If Steve Donahue doesn't win Ivy League Coach of the Year, it'll be a goddamn travesty.

Let me remind you where this team has come from. On Feb. 7, 2017, the Quakers got blown out on their own home court by Princeton. They were 0-6 in the Ivy League. Nothing was going right for them. I even pronounced their season dead.

Fast forward 382 days, and the Quakers are now on top the conference after a nail-biting 74-71 victory over Harvard. They've gone 17-3 in regular season Ivy play since that dreadful loss. They've become a completely different team: a juggernaut that can beat you in many different ways.

And Donahue has led them through it all. 

It's been his steady hand, his trust in his role players, his willingness to let the hot hand carry the team on any given night, and his ability to cultivate a system that plays to everyone's strengths that has brought the Quakers here.

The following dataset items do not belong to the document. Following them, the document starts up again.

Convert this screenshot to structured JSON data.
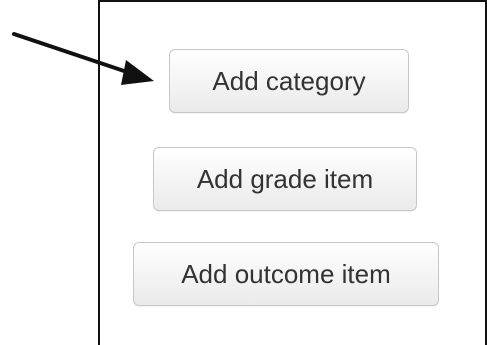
{
  "buttons": {
    "add_category": "Add category",
    "add_grade_item": "Add grade item",
    "add_outcome_item": "Add outcome item"
  },
  "annotation": {
    "arrow_icon": "arrow-pointer-icon",
    "arrow_color": "#111111"
  }
}
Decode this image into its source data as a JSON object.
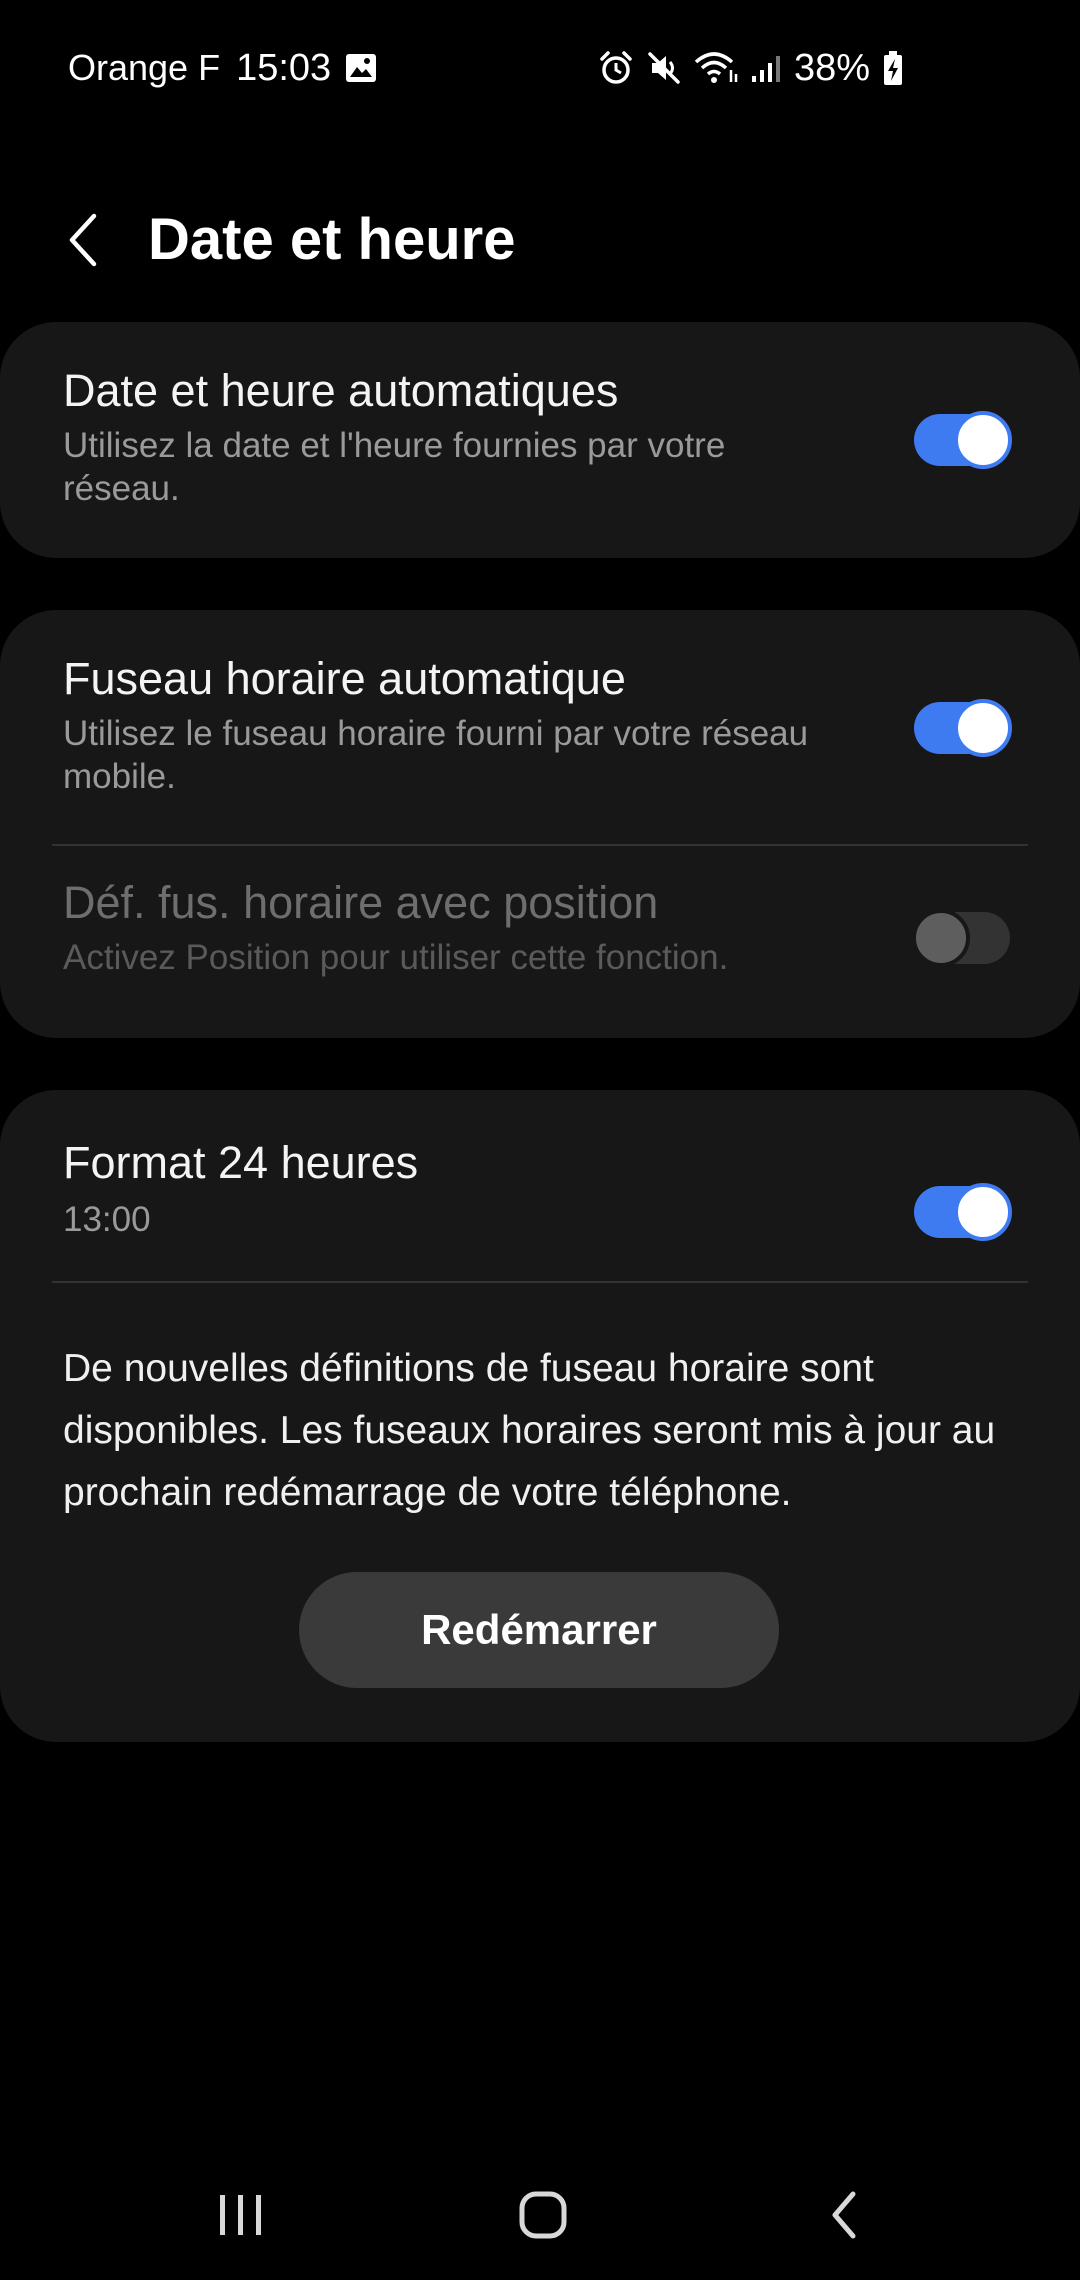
{
  "status_bar": {
    "carrier": "Orange F",
    "time": "15:03",
    "battery": "38%",
    "icons": [
      "image-icon",
      "alarm-icon",
      "mute-icon",
      "wifi-icon",
      "signal-icon",
      "battery-charging-icon"
    ]
  },
  "header": {
    "title": "Date et heure",
    "back_icon": "chevron-left-icon"
  },
  "settings": {
    "auto_datetime": {
      "title": "Date et heure automatiques",
      "subtitle": "Utilisez la date et l'heure fournies par votre réseau.",
      "enabled": true
    },
    "auto_timezone": {
      "title": "Fuseau horaire automatique",
      "subtitle": "Utilisez le fuseau horaire fourni par votre réseau mobile.",
      "enabled": true
    },
    "timezone_location": {
      "title": "Déf. fus. horaire avec position",
      "subtitle": "Activez Position pour utiliser cette fonction.",
      "enabled": false,
      "disabled": true
    },
    "format_24h": {
      "title": "Format 24 heures",
      "subtitle": "13:00",
      "enabled": true
    }
  },
  "notice": {
    "text": "De nouvelles définitions de fuseau horaire sont disponibles. Les fuseaux horaires seront mis à jour au prochain redémarrage de votre téléphone.",
    "button_label": "Redémarrer"
  },
  "nav_bar": {
    "buttons": [
      "recents-icon",
      "home-icon",
      "back-icon"
    ]
  },
  "colors": {
    "accent": "#3e7bf1",
    "background": "#000000",
    "card": "#171717",
    "button": "#3a3a3a"
  }
}
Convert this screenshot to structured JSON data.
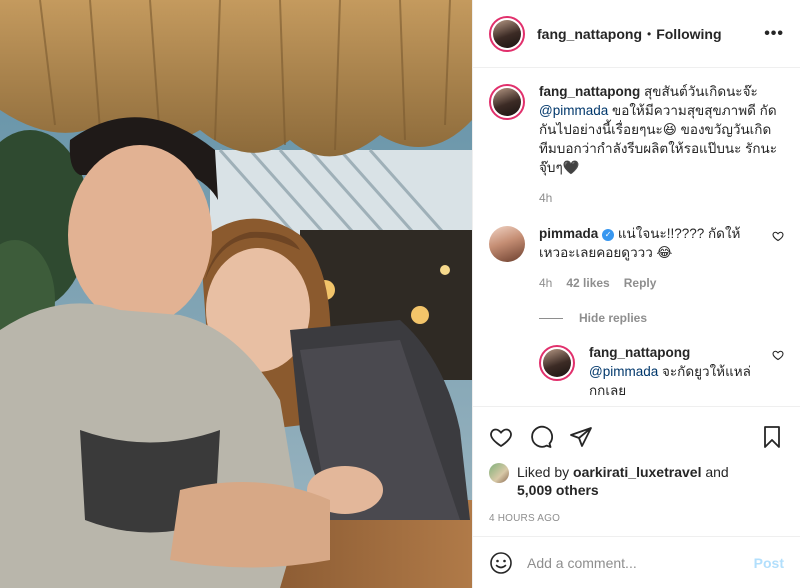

He's done it with a talented team to say the least, but certainly not one that's above and beyond the rest of the Ivy League. Ryan Betley and AJ Brodeur are two of the best players in the Ancient Eight, but the rest of Penn's starters probably wouldn't make it into the starting lineup for Harvard. But Donahue has gotten the best out of each and every one of them, creating a team that's greater than the sum of its parts.

All of Donahue's decisions might not make sense in the moment, but they've all worked like a charm in retrospect. 

After getting back into the rotation this season, Caleb Wood has developed into one of the premier bench options in the Ancient Eight. Donahue turned to Devon Goodman when his team was struggling to provide a spark against Columbia, and he's continued to do so ever since. Jake Silpe and Matt MacDonald have gotten minutes down the stretch, providing Penn with valuable efforts from deep on the bench.

And that doesn't even scratch the surface with what he's done with his starting five. He's turned his bigs, Brodeur and Max Rothschild, into legitimate passing threats, without sacrificing their scoring abilities. He's entrusted his senior captain, Darnell Foreman, with the job of leading the team on both ends of the floor, one he does extremely well.

Credit: Chase Sutton

This team averaged 69 points last year. And with almost all the same parts back this season, they're now averaging 76. By constantly tweaking his lineups, and finding the right combinations almost every game, Donahue's turned this offense into one of the best in the league.

But more than the offensive output, Donahue has inspired his team to play with a new attitude — one that exudes confidence. Penn played defeated for the first half of Ivy play last year. This year, they play hungry, they play energized, and they play tough. 

It's incredible to think that the Quakers who fell to Princeton last year and the Quakers who just topped Harvard are almost completely the same team. There has been only one significant change from last season's lineup — graduate Matt Howard was replaced by a returning Antonio Woods — but the Red and Blue look entirely different, and significantly better. 

There's a lot of different reasons for this, but it all starts with Donahue. He's brought Penn men's basketball out of the dark days and back to relevance for the foreseeable future.